Which is all a relief, isn’t it? Or it was before he added a caveat in the form of a story.
On September 11, 1933, Lord Rutherford, the leading nuclear physicist of the era, was asked if humanity would be able to unlock the energy of the atom any time in the next 30 years.
“His answer was,” Professor Russell said, “anyone who looks for a source of power in the transformation of the atoms is talking moonshine.”
Next morning, he added, Leo Szilard, a Hungarian physicist and refugee read about Rutherford’s comments in the Times.
“He went for a walk and invented the neutron-induced nuclear chain reaction. The problem of liberating atomic energy went from impossible to essentially solved in less than 24 hours.”
Ah, right.
The moral of this story is that betting against human ingenuity is foolhardy especially when our future is at stake, Professor Russell concluded.
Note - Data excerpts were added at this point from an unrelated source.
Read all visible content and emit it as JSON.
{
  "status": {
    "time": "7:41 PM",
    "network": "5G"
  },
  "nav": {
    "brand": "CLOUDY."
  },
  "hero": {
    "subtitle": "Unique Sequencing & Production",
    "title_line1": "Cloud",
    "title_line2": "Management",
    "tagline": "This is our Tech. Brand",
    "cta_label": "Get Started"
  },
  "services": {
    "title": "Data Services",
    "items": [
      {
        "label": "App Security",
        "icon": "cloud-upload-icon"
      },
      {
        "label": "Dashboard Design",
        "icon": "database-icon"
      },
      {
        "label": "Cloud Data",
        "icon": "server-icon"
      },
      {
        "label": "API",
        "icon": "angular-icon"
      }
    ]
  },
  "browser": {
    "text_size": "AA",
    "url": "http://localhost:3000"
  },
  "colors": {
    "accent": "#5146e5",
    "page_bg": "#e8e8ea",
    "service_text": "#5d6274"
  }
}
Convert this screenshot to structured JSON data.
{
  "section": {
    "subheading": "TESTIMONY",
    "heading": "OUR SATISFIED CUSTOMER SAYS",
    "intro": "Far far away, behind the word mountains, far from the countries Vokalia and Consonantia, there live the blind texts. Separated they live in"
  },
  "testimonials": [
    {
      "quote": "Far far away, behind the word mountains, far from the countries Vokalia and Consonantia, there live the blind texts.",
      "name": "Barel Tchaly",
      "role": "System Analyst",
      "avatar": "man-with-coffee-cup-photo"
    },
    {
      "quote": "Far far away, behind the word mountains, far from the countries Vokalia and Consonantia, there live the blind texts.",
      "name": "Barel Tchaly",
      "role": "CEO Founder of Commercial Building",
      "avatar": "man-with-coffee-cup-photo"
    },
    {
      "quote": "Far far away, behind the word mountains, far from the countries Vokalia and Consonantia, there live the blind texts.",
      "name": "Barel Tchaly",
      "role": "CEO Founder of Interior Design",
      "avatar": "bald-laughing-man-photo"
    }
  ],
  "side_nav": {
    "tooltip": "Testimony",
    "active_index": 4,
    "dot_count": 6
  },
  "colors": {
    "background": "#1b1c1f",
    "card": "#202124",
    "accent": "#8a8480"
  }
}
And that’s the key. Our future. Because at some point, he suggests, AI systems will reach an “inflection point” when their capabilities will far exceed ours.
At which point, he said, we will hopefully have thought through what that might mean and how it might work for us rather than against us.
Hopefully. Then again, it depends on who is doing the thinking. Last week our own Prime Minister ended up talking about Peppa Pig to the CBI. That doesn’t bode well for our futureproofing prospects, does it?
Rather cheekily Radio 4’s Profile on Sunday night put Peppa Pig in the spotlight, “an unlikely global media sensation screened around the world in 180 different countries,” Mark Coles pointed out, “with dedicated theme parks on three different continents.”
Well, yes, and we know Boris Johnson has been to at least one of them.
What followed was a brisk, cheeky disquisition on the birth of a cartoon success, questions of fat-shaming and sexism in animation and more than a few sly digs at the PM.
One of the contributors who knew Peppa Pig’s creators spoke to one of them after Johnson’s hymn to Peppa and all-round British creativity and reported back. “He said, ‘Oh yeah, but isn’t it interesting that a few months ago the government was telling creatives to go and retrain to be plumbers, or do IT?”
Yeah, awkward that. As was the fact that while the Prime Minister was keen to praise Peppa as a great British success story he forgot to mention another salient point. These days it’s owned by Americans.
So it goes.
Listen Out For: Private Passions, Radio 3, tomorrow, noon. Are you still in love with Hayley Mills? (Little in-joke for Prefab Sprout fans, there). Still, if you are, you’ll be thrilled to learn that she is Michael Berkeley’s guest on Private Passions this week. Expect Bach and Tchaikovsky between stories of her life in film.